Monday, April 04, 2011

Our Cosmopolitan Overlords

Robin writes:

If there must be rich folks, what would you want them to be like? You might want:

  • They mostly work, instead of living lives of leisure.
  • They or their parents are mostly self made, vs. coming from long rich families. You probably sympathize more with parents wanting to help their kids than their great-great-grandkids.
  • They compete fiercely for positions in orgs that themselves compete strongly globally, assuring you their wealth isn’t from local insider clubs.
  • They don’t promote national conflicts or wars, but instead look to what’s good for the world.
  • They give most of their wealth away, to especially innovative and socially valuable charities.

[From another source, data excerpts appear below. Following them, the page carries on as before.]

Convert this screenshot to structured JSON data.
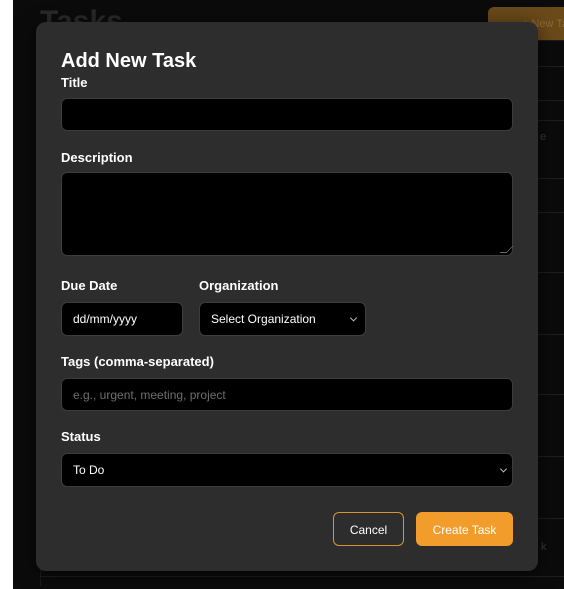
{
  "background": {
    "page_title": "Tasks",
    "new_task_label": "+ New Ta",
    "snippets": [
      "e",
      "k"
    ]
  },
  "modal": {
    "title": "Add New Task",
    "fields": {
      "title_label": "Title",
      "title_value": "",
      "description_label": "Description",
      "description_value": "",
      "due_date_label": "Due Date",
      "due_date_placeholder": "dd/mm/yyyy",
      "organization_label": "Organization",
      "organization_selected": "Select Organization",
      "tags_label": "Tags (comma-separated)",
      "tags_placeholder": "e.g., urgent, meeting, project",
      "status_label": "Status",
      "status_selected": "To Do"
    },
    "buttons": {
      "cancel": "Cancel",
      "create": "Create Task"
    }
  },
  "colors": {
    "modal_bg": "#2d2d2d",
    "input_bg": "#000000",
    "accent": "#f29c2b",
    "text": "#ffffff",
    "placeholder": "#6e6e6e"
  },
  "icons": {
    "select_arrow": "chevron-down-icon",
    "resize": "resize-handle-icon"
  }
}
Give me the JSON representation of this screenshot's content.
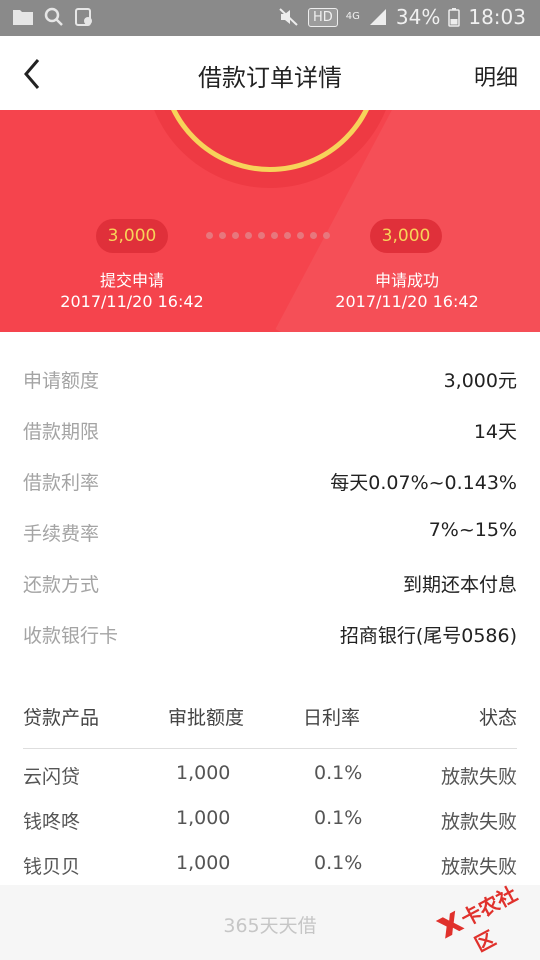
{
  "status_bar": {
    "hd": "HD",
    "network": "4G",
    "battery": "34%",
    "time": "18:03"
  },
  "header": {
    "title": "借款订单详情",
    "right_link": "明细"
  },
  "banner": {
    "left_amount": "3,000",
    "right_amount": "3,000",
    "left_step": "提交申请",
    "left_time": "2017/11/20 16:42",
    "right_step": "申请成功",
    "right_time": "2017/11/20 16:42"
  },
  "info": [
    {
      "label": "申请额度",
      "value": "3,000元"
    },
    {
      "label": "借款期限",
      "value": "14天"
    },
    {
      "label": "借款利率",
      "value": "每天0.07%~0.143%"
    },
    {
      "label": "手续费率",
      "value": "7%~15%"
    },
    {
      "label": "还款方式",
      "value": "到期还本付息"
    },
    {
      "label": "收款银行卡",
      "value": "招商银行(尾号0586)"
    }
  ],
  "table": {
    "headers": [
      "贷款产品",
      "审批额度",
      "日利率",
      "状态"
    ],
    "rows": [
      [
        "云闪贷",
        "1,000",
        "0.1%",
        "放款失败"
      ],
      [
        "钱咚咚",
        "1,000",
        "0.1%",
        "放款失败"
      ],
      [
        "钱贝贝",
        "1,000",
        "0.1%",
        "放款失败"
      ]
    ]
  },
  "footer": {
    "text": "365天天借"
  },
  "watermark": {
    "text": "卡农社区"
  },
  "colors": {
    "banner_red": "#f5444d",
    "gold": "#f7d35a"
  }
}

Every one of these is wrong.

  • Working rich take jobs from people who actually need to earn a living.
  • The prevalence of multi-generational wealth is only an indicator of a lack of social mobility.  It is not a substitute for it. 
  • The jobs the rich take are likely to be high prestige, high value transference jobs.
  • I don’t want the rich to consider what’s good for the world.  I want them to consider what’s good for their fellow citizens.
  • Such charities to which the rich contribute are likely to be (1) universities, museums, and other institutions that benefit mainly other rich people or (2) organizations that further dispossess white middle-class Americans.

Robin then drops the other shoe:  his list of qualities describes the elite we actually have; with the exception of the third one, I agree.  But Robin, despite his valuable contributions to understanding human nature, remains an effete cosmopolitan, a man with no loyalty to nation or soil.  Of course he doesn’t mind that our elites undermine these things.  But many of us do.

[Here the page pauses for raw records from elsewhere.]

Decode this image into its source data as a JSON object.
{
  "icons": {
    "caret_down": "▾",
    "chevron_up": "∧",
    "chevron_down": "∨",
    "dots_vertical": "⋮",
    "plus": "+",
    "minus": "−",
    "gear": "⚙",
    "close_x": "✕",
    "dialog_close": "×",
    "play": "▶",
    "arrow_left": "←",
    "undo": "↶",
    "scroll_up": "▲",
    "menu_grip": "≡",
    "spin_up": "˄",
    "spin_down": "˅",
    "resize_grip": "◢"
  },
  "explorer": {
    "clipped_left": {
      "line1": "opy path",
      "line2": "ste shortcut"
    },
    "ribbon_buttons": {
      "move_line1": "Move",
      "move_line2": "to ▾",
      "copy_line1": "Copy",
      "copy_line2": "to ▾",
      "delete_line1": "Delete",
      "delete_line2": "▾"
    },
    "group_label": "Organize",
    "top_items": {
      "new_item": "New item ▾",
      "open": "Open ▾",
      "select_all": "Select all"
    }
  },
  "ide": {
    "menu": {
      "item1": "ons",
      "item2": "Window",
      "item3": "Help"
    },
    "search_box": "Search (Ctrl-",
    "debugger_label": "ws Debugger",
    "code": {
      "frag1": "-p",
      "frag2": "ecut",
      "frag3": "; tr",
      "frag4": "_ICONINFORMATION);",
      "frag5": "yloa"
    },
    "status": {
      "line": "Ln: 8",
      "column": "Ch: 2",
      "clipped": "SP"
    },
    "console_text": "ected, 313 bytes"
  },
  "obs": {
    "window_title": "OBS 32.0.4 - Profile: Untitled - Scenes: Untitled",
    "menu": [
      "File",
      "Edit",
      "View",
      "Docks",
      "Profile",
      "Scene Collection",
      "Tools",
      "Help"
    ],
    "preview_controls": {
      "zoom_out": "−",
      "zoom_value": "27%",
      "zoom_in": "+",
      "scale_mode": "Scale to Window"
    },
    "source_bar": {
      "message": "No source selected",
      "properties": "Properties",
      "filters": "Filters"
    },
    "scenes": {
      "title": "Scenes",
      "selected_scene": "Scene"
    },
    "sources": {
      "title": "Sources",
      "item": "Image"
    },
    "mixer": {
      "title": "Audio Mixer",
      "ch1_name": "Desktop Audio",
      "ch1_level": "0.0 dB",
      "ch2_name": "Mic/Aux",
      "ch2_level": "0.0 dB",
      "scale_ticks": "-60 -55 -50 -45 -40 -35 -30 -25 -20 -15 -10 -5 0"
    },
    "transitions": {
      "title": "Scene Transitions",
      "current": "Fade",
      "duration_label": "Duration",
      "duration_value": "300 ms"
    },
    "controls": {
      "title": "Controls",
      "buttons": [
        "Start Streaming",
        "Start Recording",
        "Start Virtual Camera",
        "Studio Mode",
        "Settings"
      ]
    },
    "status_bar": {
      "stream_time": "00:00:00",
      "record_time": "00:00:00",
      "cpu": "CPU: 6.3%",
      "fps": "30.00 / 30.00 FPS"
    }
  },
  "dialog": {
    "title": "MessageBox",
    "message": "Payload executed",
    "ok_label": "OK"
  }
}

But let me prescribe the one area in which the rich could make a positive contribution:  venture capitalism.  I would much rather the rich put their wealth at risk to create jobs and fund the next breakthrough technology that will improve our lives.  We don’t need or want any more charity or i-bankers.

3 comments:

Rollory said...

Your comments about work are wrong. Particularly when young, doing simple unskilled labor, and interacting with the people who do it, and being at the bottom of the authority pyramid, has extremely beneficial effects on character. I don't want rich people who think they can do no wrong - that is part of what we have right now. Not working leads to a sense of entitlement.

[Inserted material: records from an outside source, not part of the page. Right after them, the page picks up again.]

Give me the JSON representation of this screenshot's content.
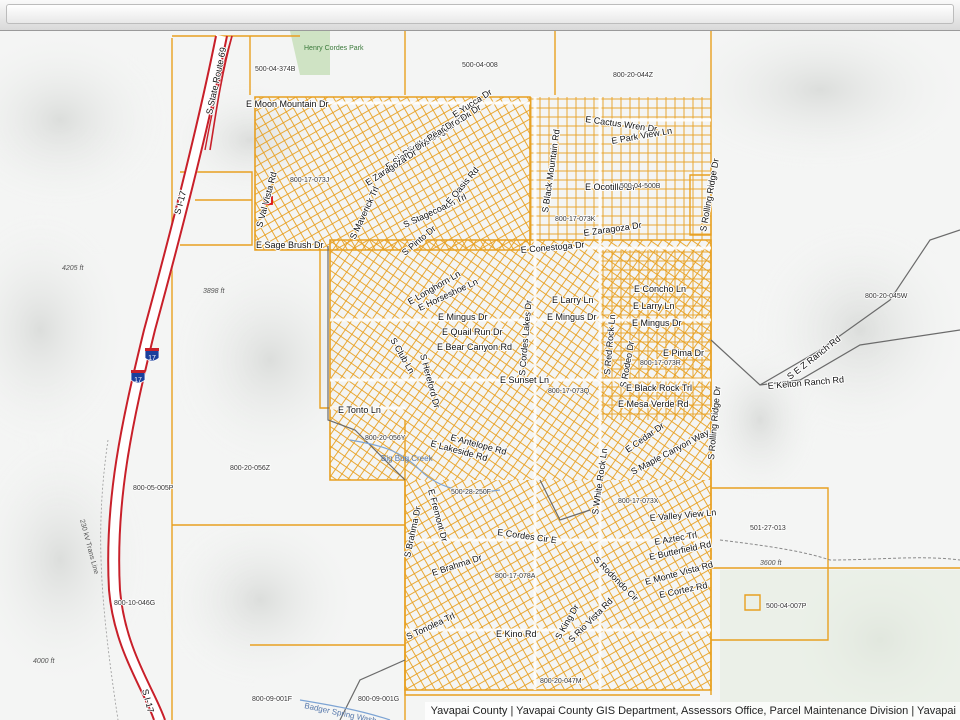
{
  "map": {
    "attribution": "Yavapai County | Yavapai County GIS Department, Assessors Office, Parcel Maintenance Division | Yavapai",
    "colors": {
      "parcel": "#e8a020",
      "road": "#6b6b6b",
      "highway": "#c8202a",
      "water": "#7da4d4",
      "park": "#cfe3c4",
      "terrain": "#f4f5f4"
    },
    "highway_shields": [
      "17",
      "17"
    ],
    "streets": [
      "E Moon Mountain Dr",
      "E Yucca Dr",
      "E Cholla Dr",
      "E Saguaro Dr",
      "E Ocotillo Dr",
      "E Prickly Pear Dr",
      "E Sierra Dr",
      "E Zaragoza Dr",
      "S Val Vista Rd",
      "S Maverick Trl",
      "S Stagecoach Trl",
      "E Oasis Rd",
      "S Pinto Dr",
      "E Sage Brush Dr",
      "E Conestoga Dr",
      "E Cactus Wren Dr",
      "E Park View Ln",
      "S Black Mountain Rd",
      "E Ocotillo Dr",
      "S Rolling Ridge Dr",
      "E Zaragoza Dr",
      "E Longhorn Ln",
      "E Horseshoe Ln",
      "E Concho Ln",
      "E Larry Ln",
      "E Larry Ln",
      "E Mingus Dr",
      "E Mingus Dr",
      "E Mingus Dr",
      "S Cordes Lakes Dr",
      "E Quail Run Dr",
      "S Club Ln",
      "S Hereford Dr",
      "E Bear Canyon Rd",
      "S Red Rock Ln",
      "S Rodeo Dr",
      "E Pima Dr",
      "E Sunset Ln",
      "E Black Rock Trl",
      "E Mesa Verde Rd",
      "E Tonto Ln",
      "E Antelope Rd",
      "E Lakeside Rd",
      "E Cedar Dr",
      "S Maple Canyon Way",
      "S Rolling Ridge Dr",
      "S Brahma Dr",
      "E Fremont Dr",
      "S White Rock Ln",
      "E Valley View Ln",
      "E Cordes Cir E",
      "E Aztec Trl",
      "E Butterfield Rd",
      "E Brahma Dr",
      "S Rodondo Cir",
      "E Monte Vista Rd",
      "E Cortez Rd",
      "S Tonolea Trl",
      "S King Dr",
      "S Rio Vista Rd",
      "E Kino Rd",
      "S E Z Ranch Rd",
      "E Kelton Ranch Rd",
      "S State Route 69",
      "S I-17",
      "S I-17"
    ],
    "parcels": [
      "500-04-374B",
      "500-04-008",
      "800-20-044Z",
      "500-04-500B",
      "800-17-073J",
      "800-17-073K",
      "800-17-073R",
      "800-17-073Q",
      "800-20-056Y",
      "800-20-056Z",
      "800-05-005P",
      "500-28-250F",
      "800-17-073X",
      "501-27-013",
      "800-17-078A",
      "800-20-045W",
      "800-10-046G",
      "500-04-007P",
      "800-20-047M",
      "800-09-001F",
      "800-09-001G"
    ],
    "places": [
      "Henry Cordes Park",
      "Big Bug Creek",
      "Badger Spring Wash",
      "230 kV Trans Line"
    ],
    "elevations": [
      "4205 ft",
      "3898 ft",
      "4000 ft",
      "3600 ft"
    ]
  }
}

Calvin Coolidge's son worked summers on a farm during his father's presidency. Someone told him, "Man, if my dad was President, I wouldn't be working here!" The son replied: "You would if it was my dad."

That's exactly the right way to raise a rich kid. It's part of a necessary education.

The rich are also the best source of capital for investment and business creation. That is work too - a rich person who deserves his wealth isn't going to just give it away without any supervision. Jobs, and wealth, are not a zero-sum game - they can be created, there is not a fixed quantity to be divided up.

newt0311 said...

Working rich take jobs from people who actually need to earn a living.

This is a joke, right?

The working rich do jobs that nobody else could. To be an i-banker or high-level trader requires a very high IQ, a long track record of trustworthiness, very high education, etc... Only the working rich qualify. If the rich didn't work, these jobs wouldn't exist and current rhetoric aside, these jobs are critical in ensuring an efficient financial system.

Dr. Φ said...

Rollory: How many progeny of today's rich work on farms in their youth? Or McDonalds? Or any low-status job that creates value? As it is, I see no shortage of "sense of entitlement" among the rich.

Newt: I've seen where our high IQ i-bankers have got us. They would have done less damage spending their days yachting or whatever the leisure rich do.